Genus Chthamalus Ranzani, 1817

Type species: Chthamalus stellatus (Poli, 1791) by original designation.

Diagnosis: Wall of six plates, rostrum and carina provided with alae, rostrolaterals without alae, parietes and radii not permeated by pores, basis membranous.

Fossil species: In addition to the three species of Chthamalus from the Middle Miocene of the faluns of Touraine, the extinct Chthamalus are: C. stellatus from the Pleistocene of Italy and Chthamalus ligusticus De Alessandri, 1894 from the Pliocene of Italy, both described by De Alessandri (1894).

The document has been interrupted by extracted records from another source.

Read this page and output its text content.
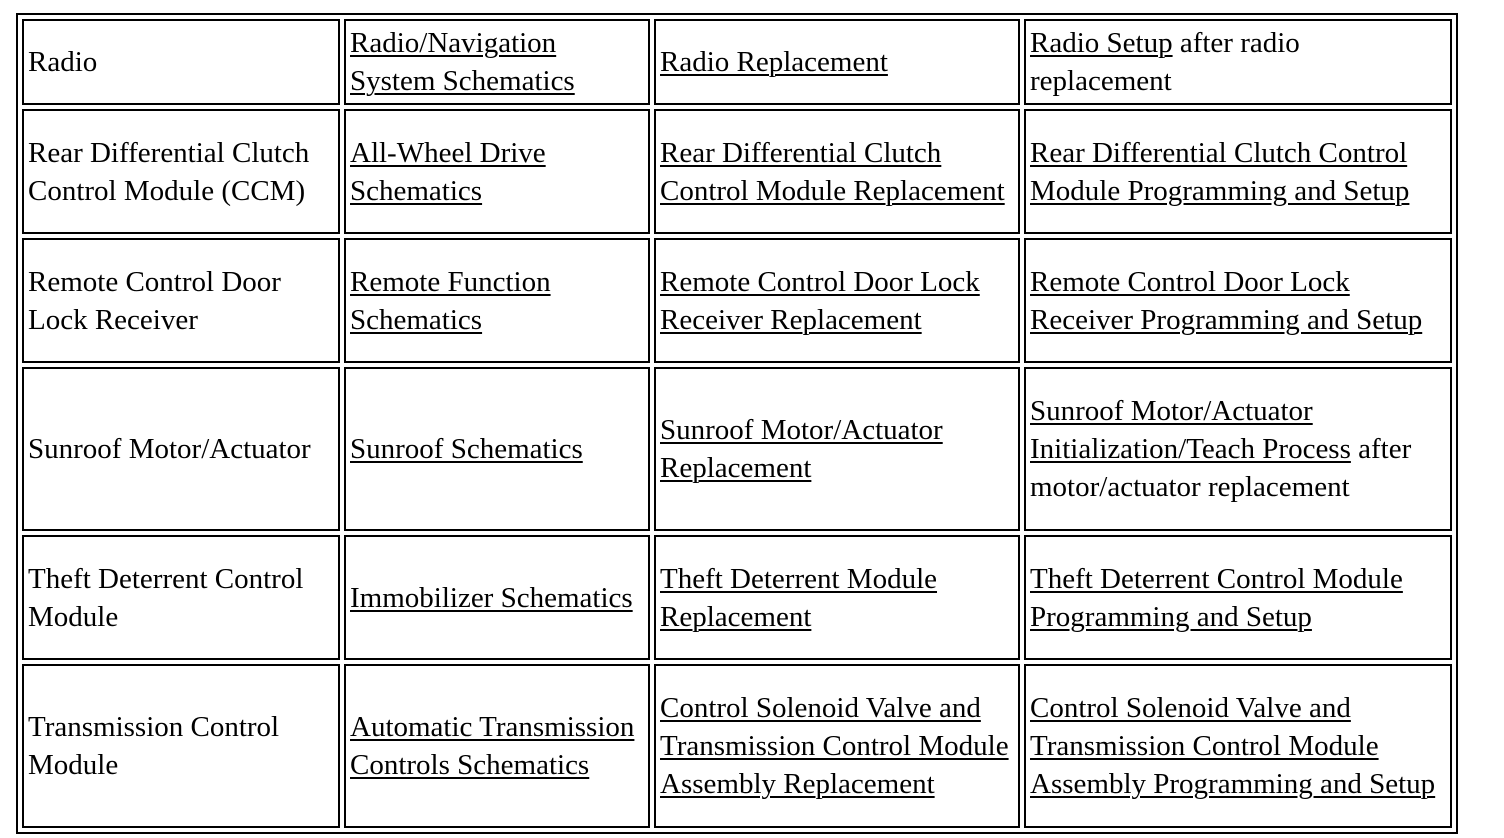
Radio	Radio/Navigation System Schematics	Radio Replacement	Radio Setup after radio replacement
Rear Differential Clutch Control Module (CCM)	All-Wheel Drive Schematics	Rear Differential Clutch Control Module Replacement	Rear Differential Clutch Control Module Programming and Setup
Remote Control Door Lock Receiver	Remote Function Schematics	Remote Control Door Lock Receiver Replacement	Remote Control Door Lock Receiver Programming and Setup
Sunroof Motor/Actuator	Sunroof Schematics	Sunroof Motor/Actuator Replacement	Sunroof Motor/Actuator Initialization/Teach Process after motor/actuator replacement
Theft Deterrent Control Module	Immobilizer Schematics	Theft Deterrent Module Replacement	Theft Deterrent Control Module Programming and Setup
Transmission Control Module	Automatic Transmission Controls Schematics	Control Solenoid Valve and Transmission Control Module Assembly Replacement	Control Solenoid Valve and Transmission Control Module Assembly Programming and Setup
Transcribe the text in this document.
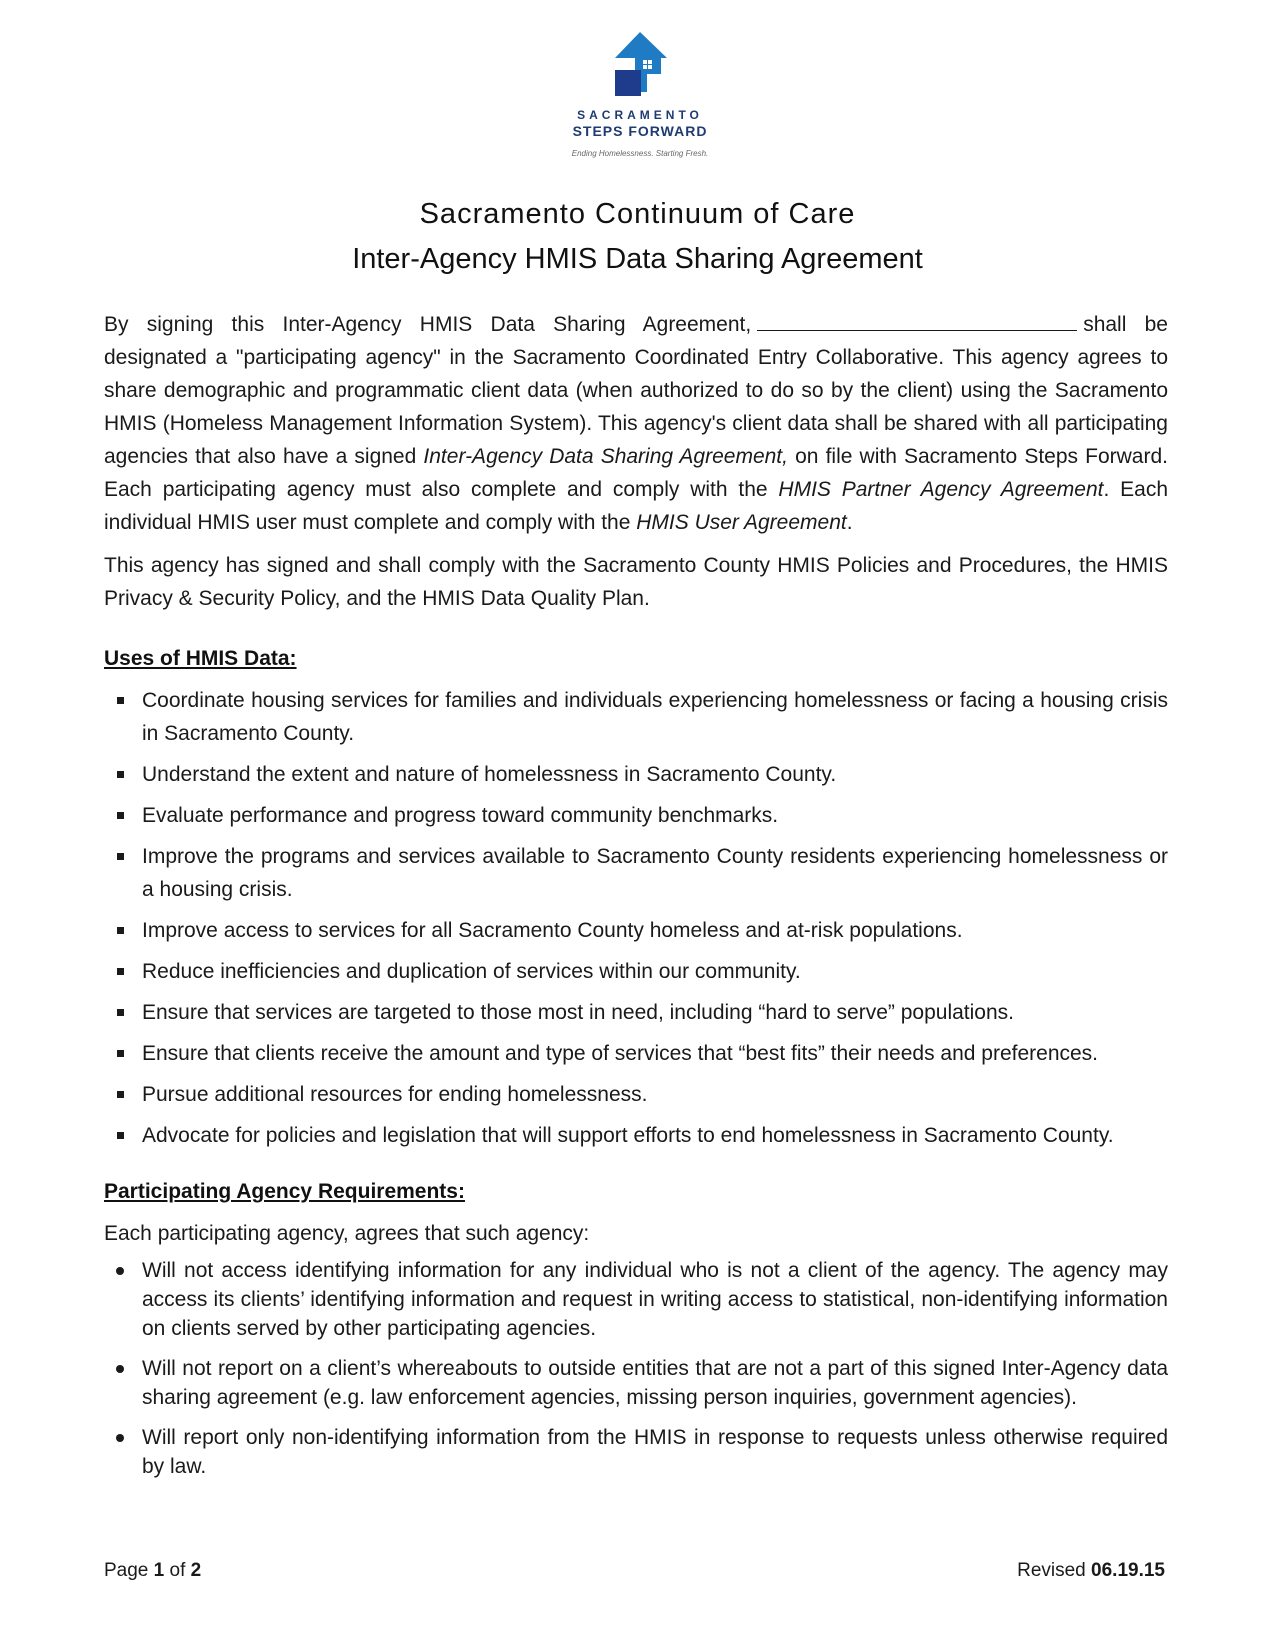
SACRAMENTO
STEPS FORWARD
Ending Homelessness. Starting Fresh.
Sacramento Continuum of Care
Inter-Agency HMIS Data Sharing Agreement

By signing this Inter-Agency HMIS Data Sharing Agreement,	shall be designated a "participating agency" in the Sacramento Coordinated Entry Collaborative. This agency agrees to share demographic and programmatic client data (when authorized to do so by the client) using the Sacramento HMIS (Homeless Management Information System). This agency's client data shall be shared with all participating agencies that also have a signed Inter-Agency Data Sharing Agreement, on file with Sacramento Steps Forward. Each participating agency must also complete and comply with the HMIS Partner Agency Agreement. Each individual HMIS user must complete and comply with the HMIS User Agreement.

This agency has signed and shall comply with the Sacramento County HMIS Policies and Procedures, the HMIS Privacy & Security Policy, and the HMIS Data Quality Plan.

Uses of HMIS Data:
Coordinate housing services for families and individuals experiencing homelessness or facing a housing crisis in Sacramento County.
Understand the extent and nature of homelessness in Sacramento County.
Evaluate performance and progress toward community benchmarks.
Improve the programs and services available to Sacramento County residents experiencing homelessness or a housing crisis.
Improve access to services for all Sacramento County homeless and at-risk populations.
Reduce inefficiencies and duplication of services within our community.
Ensure that services are targeted to those most in need, including “hard to serve” populations.
Ensure that clients receive the amount and type of services that “best fits” their needs and preferences.
Pursue additional resources for ending homelessness.
Advocate for policies and legislation that will support efforts to end homelessness in Sacramento County.
Participating Agency Requirements:

Each participating agency, agrees that such agency:

Will not access identifying information for any individual who is not a client of the agency. The agency may access its clients’ identifying information and request in writing access to statistical, non-identifying information on clients served by other participating agencies.
Will not report on a client’s whereabouts to outside entities that are not a part of this signed Inter-Agency data sharing agreement (e.g. law enforcement agencies, missing person inquiries, government agencies).
Will report only non-identifying information from the HMIS in response to requests unless otherwise required by law.
Page 1 of 2	Revised 06.19.15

The taxonomic attribution of the other extinct Chthamalus has been revised. Bosquet (to Schlüter, 1887) has declared that Chthamalus darwini Bosquet, 1857 (Maastrichtian, Limburg, Germany) is conspecific with a Recent species (see Jagt & Carriol submitted). De Alessandri (1894) has concluded that the two species described by Locard (1878), C. stellatus (Miocene, Drôme, France) and Chthamalus revilei Locard, 1878 (Middle Miocene, Rhône, France), are not Chthamalus: the former is Balanus stellaris (Brocchi, 1814) and the latter cannot be attributed to the genus Chthamalus . I agree with him, I have examined the specimen of C. revilei (held in the collections of the Muséum d’Histoire naturelle de Lyon, Rhône, France) and it shows tubiferous parietes and radii. Furthermore, after Ortmann (1902), the species Chthamalus antiquus Philippi, 1887, recorded from Miocene of Chile, is in fact Solidobalanus varians (Sowerby, 1846) .

Therefore, Chthamalus species from the faluns of Touraine represent the earliest known representatives of the genus.

The extinct species of Chthamalus cannot be included in the classification of the extant ones, as this classification is based on characters of the cirri and trophy, which do not fossilize.